The Pontic Sea,
Whose icy current and compulsive course
Ne’er feels retiring ebb, but keeps due on
To the Propontic and the Hellespont.
Shakespeare, Othello
In the beginning of September 1897 I was taking a “rest cure” at Marienbad when I received a telegram from the proprietor of the New York Herald asking me to join him on his yacht Namouma at Venice. On my arrival he informed me that he had been to Constantinople and had an interview with the Sultan. In the course of it he had suggested to His Majesty that he should send an expedition into Armenia to verify the facts connected with the disturbances of the last two years, and allow the New York Herald to be represented on the occasion.
The Sultan was favourably disposed to the idea, and proposed that I should be the person selected to accompany the expedition. To this Mr. Bennett had, as he told me, demurred; not that he had any reason to doubt my reliability, but the fact remained that it was already known in America that I had had personal relations with the Sultan. This in itself would make it desirable that somebody else should report on this particular subject. It was finally agreed with the Sultan that a member of the New York staff of the paper, the late Dr. George H. Hepworth, should be the correspondent, the Sultan making his final consent dependent upon my accompanying the expedition as well.
Mr. Bennett continued that he had long desired to place his readers in a position to judge things for themselves from information gathered on the spot, and that this matter was one of exceptional interest to the American public, owing to the fact that the Sultan had hitherto declined to allow any newspaper correspondent whatsoever to traverse Armenia, let alone to offer facilities for so doing.
“You will render the Herald a great service in accompanying the expedition,” he added, “for unless you go it will not start.”

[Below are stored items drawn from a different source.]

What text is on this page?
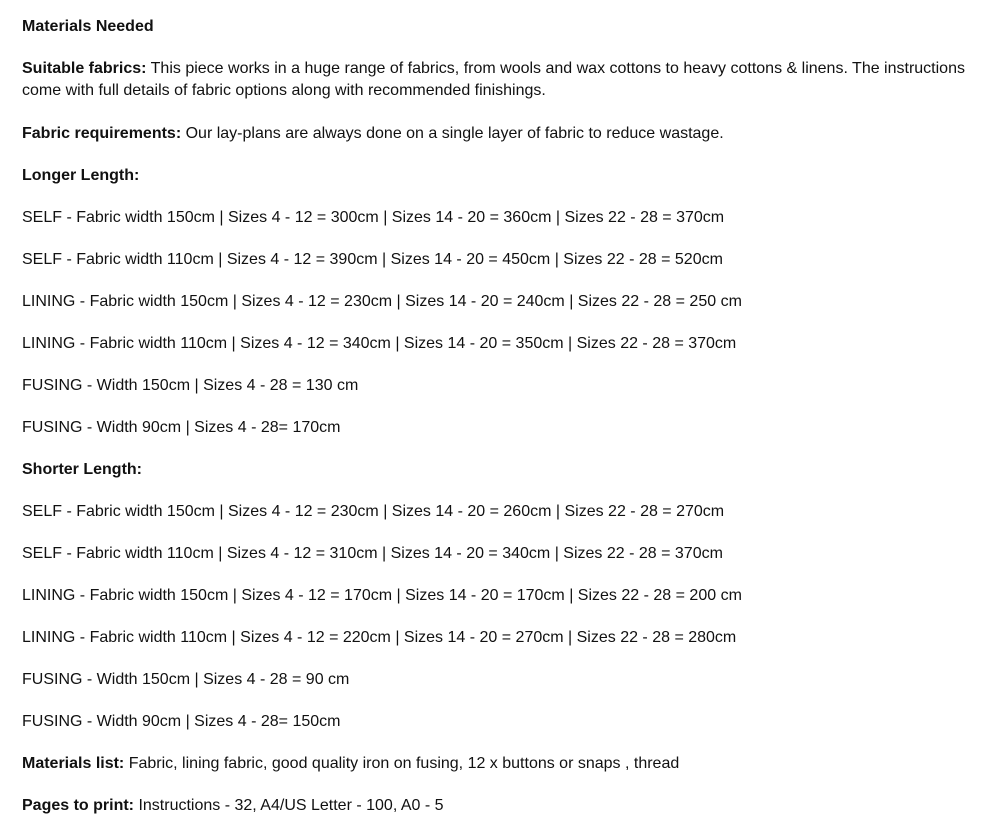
Materials Needed
Suitable fabrics: This piece works in a huge range of fabrics, from wools and wax cottons to heavy cottons & linens. The instructions come with full details of fabric options along with recommended finishings.
Fabric requirements: Our lay-plans are always done on a single layer of fabric to reduce wastage.
Longer Length:
SELF - Fabric width 150cm | Sizes 4 - 12 = 300cm | Sizes 14 - 20 = 360cm | Sizes 22 - 28 = 370cm
SELF - Fabric width 110cm | Sizes 4 - 12 = 390cm | Sizes 14 - 20 = 450cm | Sizes 22 - 28 = 520cm
LINING - Fabric width 150cm | Sizes 4 - 12 = 230cm | Sizes 14 - 20 = 240cm | Sizes 22 - 28 = 250 cm
LINING - Fabric width 110cm | Sizes 4 - 12 = 340cm | Sizes 14 - 20 = 350cm | Sizes 22 - 28 = 370cm
FUSING - Width 150cm | Sizes 4 - 28 = 130 cm
FUSING - Width 90cm | Sizes 4 - 28= 170cm
Shorter Length:
SELF - Fabric width 150cm | Sizes 4 - 12 = 230cm | Sizes 14 - 20 = 260cm | Sizes 22 - 28 = 270cm
SELF - Fabric width 110cm | Sizes 4 - 12 = 310cm | Sizes 14 - 20 = 340cm | Sizes 22 - 28 = 370cm
LINING - Fabric width 150cm | Sizes 4 - 12 = 170cm | Sizes 14 - 20 = 170cm | Sizes 22 - 28 = 200 cm
LINING - Fabric width 110cm | Sizes 4 - 12 = 220cm | Sizes 14 - 20 = 270cm | Sizes 22 - 28 = 280cm
FUSING - Width 150cm | Sizes 4 - 28 = 90 cm
FUSING - Width 90cm | Sizes 4 - 28= 150cm
Materials list: Fabric, lining fabric, good quality iron on fusing, 12 x buttons or snaps , thread
Pages to print: Instructions - 32, A4/US Letter - 100, A0 - 5
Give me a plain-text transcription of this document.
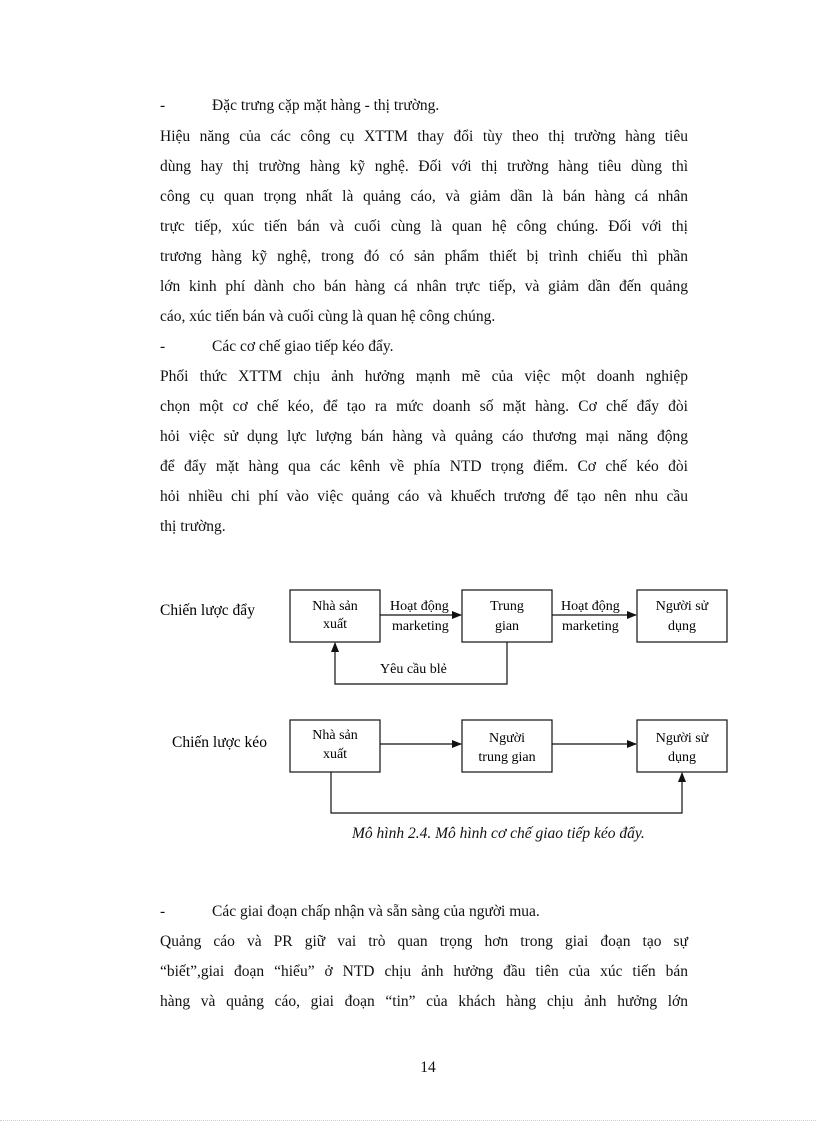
-	Đặc trưng cặp mặt hàng - thị trường.
Hiệu năng của các công cụ XTTM thay đổi tùy theo thị trường hàng tiêu
dùng hay thị trường hàng kỹ nghệ. Đối với thị trường hàng tiêu dùng thì
công cụ quan trọng nhất là quảng cáo, và giảm dần là bán hàng cá nhân
trực tiếp, xúc tiến bán và cuối cùng là quan hệ công chúng. Đối với thị
trương hàng kỹ nghệ, trong đó có sản phẩm thiết bị trình chiếu thì phần
lớn kinh phí dành cho bán hàng cá nhân trực tiếp, và giảm dần đến quảng
cáo, xúc tiến bán và cuối cùng là quan hệ công chúng.
-	Các cơ chế giao tiếp kéo đẩy.
Phối thức XTTM chịu ảnh hưởng mạnh mẽ của việc một doanh nghiệp
chọn một cơ chế kéo, để tạo ra mức doanh số mặt hàng. Cơ chế đẩy đòi
hỏi việc sử dụng lực lượng bán hàng và quảng cáo thương mại năng động
để đẩy mặt hàng qua các kênh về phía NTD trọng điểm. Cơ chế kéo đòi
hỏi nhiều chi phí vào việc quảng cáo và khuếch trương để tạo nên nhu cầu
thị trường.
Chiến lược đẩy	Nhà sản
xuất
Hoạt động
marketing
Trung
gian
Hoạt động
marketing
Người sử
dụng
Yêu cầu blẻ
Chiến lược kéo	Nhà sản
xuất
Người
trung gian
Người sử
dụng
Mô hình 2.4. Mô hình cơ chế giao tiếp kéo đẩy.
-	Các giai đoạn chấp nhận và sẵn sàng của người mua.
Quảng cáo và PR giữ vai trò quan trọng hơn trong giai đoạn tạo sự
“biết”,giai đoạn “hiểu” ở NTD chịu ảnh hưởng đầu tiên của xúc tiến bán
hàng và quảng cáo, giai đoạn “tin” của khách hàng chịu ảnh hưởng lớn
14
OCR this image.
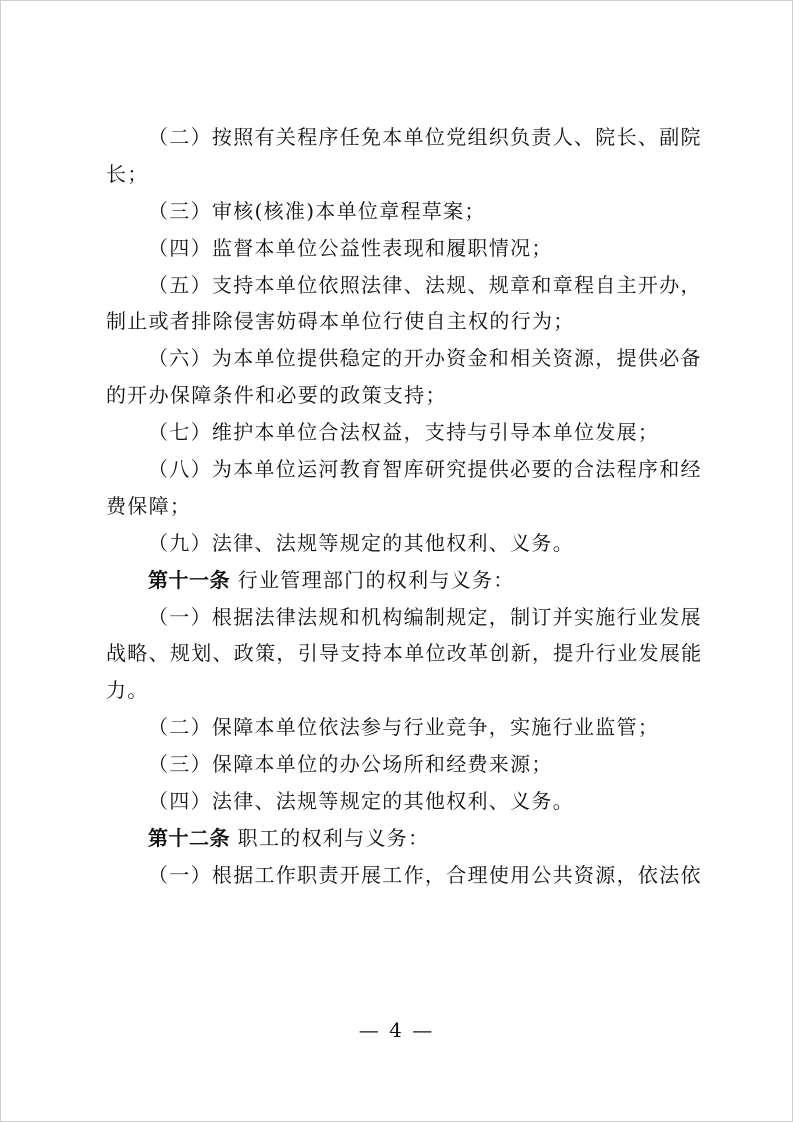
（二）按照有关程序任免本单位党组织负责人、院长、副院
长；
（三）审核(核准)本单位章程草案；
（四）监督本单位公益性表现和履职情况；
（五）支持本单位依照法律、法规、规章和章程自主开办，
制止或者排除侵害妨碍本单位行使自主权的行为；
（六）为本单位提供稳定的开办资金和相关资源，提供必备
的开办保障条件和必要的政策支持；
（七）维护本单位合法权益，支持与引导本单位发展；
（八）为本单位运河教育智库研究提供必要的合法程序和经
费保障；
（九）法律、法规等规定的其他权利、义务。
第十一条 行业管理部门的权利与义务：
（一）根据法律法规和机构编制规定，制订并实施行业发展
战略、规划、政策，引导支持本单位改革创新，提升行业发展能
力。
（二）保障本单位依法参与行业竞争，实施行业监管；
（三）保障本单位的办公场所和经费来源；
（四）法律、法规等规定的其他权利、义务。
第十二条 职工的权利与义务：
（一）根据工作职责开展工作，合理使用公共资源，依法依
— 4 —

It is not often that any man has an opportunity of visiting an unknown country and at one and the same time of obliging an autocratic ruler and a great newspaper proprietor. I therefore accepted Mr. Bennett’s suggestion, it being distinctly understood that I was to hold what in legal language is termed a “watching brief” on behalf of the Turks, and that I should not be called upon to write at all unless a controversy arose. In such a case, Mr. Bennett said that Dr. Hepworth and I could fight it out in the columns of the Herald, which would act as impartial bottle-holder. Fortunately the necessity did not arise to submit to such an ordeal. The last words Mr. Bennett said to me on leaving were: “In this matter you can look upon yourself as the Sultan’s man.” And here I may add that, being firmly convinced injustice had been done to the Turks, at least as regards the imputing to them of religious persecution, I willingly undertook the task offered me of seeing “fair play” given to them.